While the pathways regulated by AVP and OXT signaling appear to specify the circuits underlying attachment behaviors in humans and other mammals, the way other genes within these circuits influence specific aspects of attachment behaviors remains unknown. Thus, distinct behavioral endophenotypes may arise as a consequence of disruptions to subsets of these genetic and neural pathways as a consequence of mutations in genes that function in particular regions of these circuits. Recent studies have identified mutations in patients with ASD and identified genes in which mutations are highly correlated with disease occurrence. However, the relationship between behavioral and biological modules and endophenotypes, and distinct mechanisms that contribute to the diverse symptoms that comprise these syndromes, remains unclear.

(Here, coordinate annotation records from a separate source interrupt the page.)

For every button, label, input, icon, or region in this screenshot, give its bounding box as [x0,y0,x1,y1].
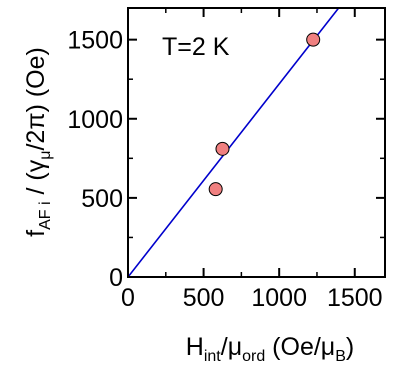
plot-frame [127,7,386,278]
y-axis-title: fAF i / (γμ/2π) (Oe) [22,47,54,237]
x-tick-label: 1000 [251,284,307,312]
x-tick-label: 0 [121,284,135,312]
data-point [208,182,223,197]
y-tick-label: 1000 [67,106,123,134]
y-tick-label: 0 [109,264,123,292]
x-tick-label: 500 [183,284,225,312]
fit-line [128,8,340,277]
data-point [306,32,321,47]
x-axis-title: Hint/μord (Oe/μB) [186,333,354,365]
y-tick-label: 1500 [67,27,123,55]
annotation-temperature: T=2 K [162,33,230,61]
x-tick-label: 1500 [327,284,383,312]
data-point [215,141,230,156]
y-tick-label: 500 [81,185,123,213]
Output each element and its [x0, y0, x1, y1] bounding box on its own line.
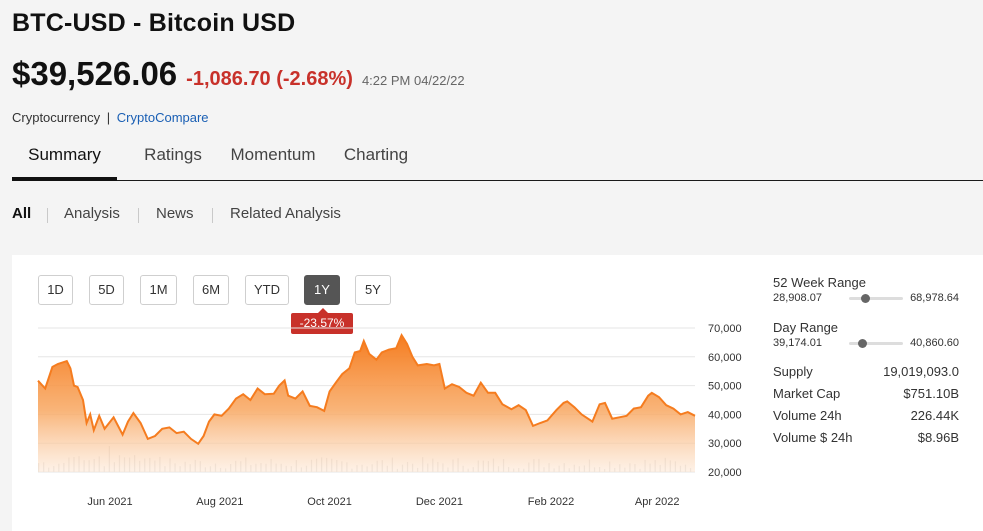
x-tick-label: Aug 2021 [196, 496, 243, 508]
subtab-divider [212, 208, 213, 223]
y-tick-label: 70,000 [708, 323, 742, 335]
range-1y-button[interactable]: 1Y [304, 275, 340, 305]
stat-value: $751.10B [903, 386, 959, 401]
range-6m-button[interactable]: 6M [193, 275, 229, 305]
tab-ratings[interactable]: Ratings [144, 145, 202, 164]
ticker-title: BTC-USD - Bitcoin USD [12, 9, 296, 37]
subtab-divider [138, 208, 139, 223]
tab-charting[interactable]: Charting [343, 145, 409, 164]
tab-momentum[interactable]: Momentum [230, 145, 316, 164]
stat-market-cap: Market Cap $751.10B [773, 386, 959, 404]
subtab-news[interactable]: News [156, 205, 194, 222]
asset-meta: Cryptocurrency | CryptoCompare [12, 110, 209, 125]
week52-range-track [849, 294, 903, 303]
stat-volume-usd-24h: Volume $ 24h $8.96B [773, 430, 959, 448]
stat-value: 226.44K [910, 408, 959, 423]
price-line [37, 333, 696, 446]
day-high: 40,860.60 [910, 337, 959, 349]
subtab-analysis[interactable]: Analysis [64, 205, 120, 222]
range-5d-button[interactable]: 5D [89, 275, 124, 305]
stat-volume-24h: Volume 24h 226.44K [773, 408, 959, 426]
y-axis-labels: 70,000 60,000 50,000 40,000 30,000 20,000 [708, 323, 742, 479]
y-tick-label: 20,000 [708, 467, 742, 479]
range-change-badge: -23.57% [291, 308, 353, 334]
day-range-title: Day Range [773, 320, 839, 335]
meta-separator: | [106, 110, 111, 125]
x-tick-label: Oct 2021 [307, 496, 352, 508]
x-tick-label: Jun 2021 [87, 496, 132, 508]
stat-value: $8.96B [917, 430, 959, 445]
y-tick-label: 30,000 [708, 438, 742, 450]
range-1d-button[interactable]: 1D [38, 275, 73, 305]
day-range-marker [858, 339, 868, 348]
asset-category: Cryptocurrency [12, 110, 101, 125]
current-price: $39,526.06 [12, 55, 178, 92]
subtab-divider [47, 208, 48, 223]
week52-low: 28,908.07 [773, 292, 822, 304]
subtab-related-analysis[interactable]: Related Analysis [230, 205, 341, 222]
price-row: $39,526.06 -1,086.70 (-2.68%) 4:22 PM 04… [12, 55, 465, 95]
main-tabs: Summary Ratings Momentum Charting [12, 138, 983, 181]
price-area [38, 335, 695, 472]
price-change: -1,086.70 (-2.68%) [186, 68, 353, 90]
stat-label: Supply [773, 364, 813, 379]
stat-value: 19,019,093.0 [883, 364, 959, 379]
tab-summary[interactable]: Summary [12, 138, 117, 181]
x-tick-label: Feb 2022 [528, 496, 574, 508]
day-range-track [849, 339, 903, 348]
week52-range-marker [860, 294, 870, 303]
y-tick-label: 40,000 [708, 409, 742, 421]
y-tick-label: 60,000 [708, 352, 742, 364]
week52-high: 68,978.64 [910, 292, 959, 304]
day-low: 39,174.01 [773, 337, 822, 349]
stat-label: Market Cap [773, 386, 841, 401]
stat-label: Volume 24h [773, 408, 842, 423]
range-1m-button[interactable]: 1M [140, 275, 177, 305]
range-5y-button[interactable]: 5Y [355, 275, 391, 305]
stat-supply: Supply 19,019,093.0 [773, 364, 959, 382]
data-source-link[interactable]: CryptoCompare [116, 110, 209, 125]
x-tick-label: Dec 2021 [416, 496, 463, 508]
subtab-all[interactable]: All [12, 205, 32, 222]
stat-label: Volume $ 24h [773, 430, 853, 445]
range-ytd-button[interactable]: YTD [245, 275, 289, 305]
week52-range-title: 52 Week Range [773, 275, 866, 290]
x-axis-labels: Jun 2021 Aug 2021 Oct 2021 Dec 2021 Feb 2022… [87, 496, 679, 508]
y-tick-label: 50,000 [708, 381, 742, 393]
quote-timestamp: 4:22 PM 04/22/22 [361, 73, 465, 88]
x-tick-label: Apr 2022 [635, 496, 680, 508]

Devanand Manoli and colleagues have developed techniques to render prairie voles amenable to molecular genetic approaches and dissect the neural basis of social attachment. We are, therefore, for the first time, well poised to understand how specific genes and biological pathways function in the circuits underlying social attachment and contribute to distinct aspects of attachment and other behavioral processes. They propose to use prairie voles to understand the neurogenetic and molecular basis for social attachment. Manoli’s team will 1) generate voles with targeted mutations in SCN2a, which has been highly correlated with ASD and 2) functionally manipulate neurons expressing the oxytocin receptor (OXTR) to determine if modulation of their activity can ameliorate deficits in attachment behaviors resulting from loss of SCN2a function.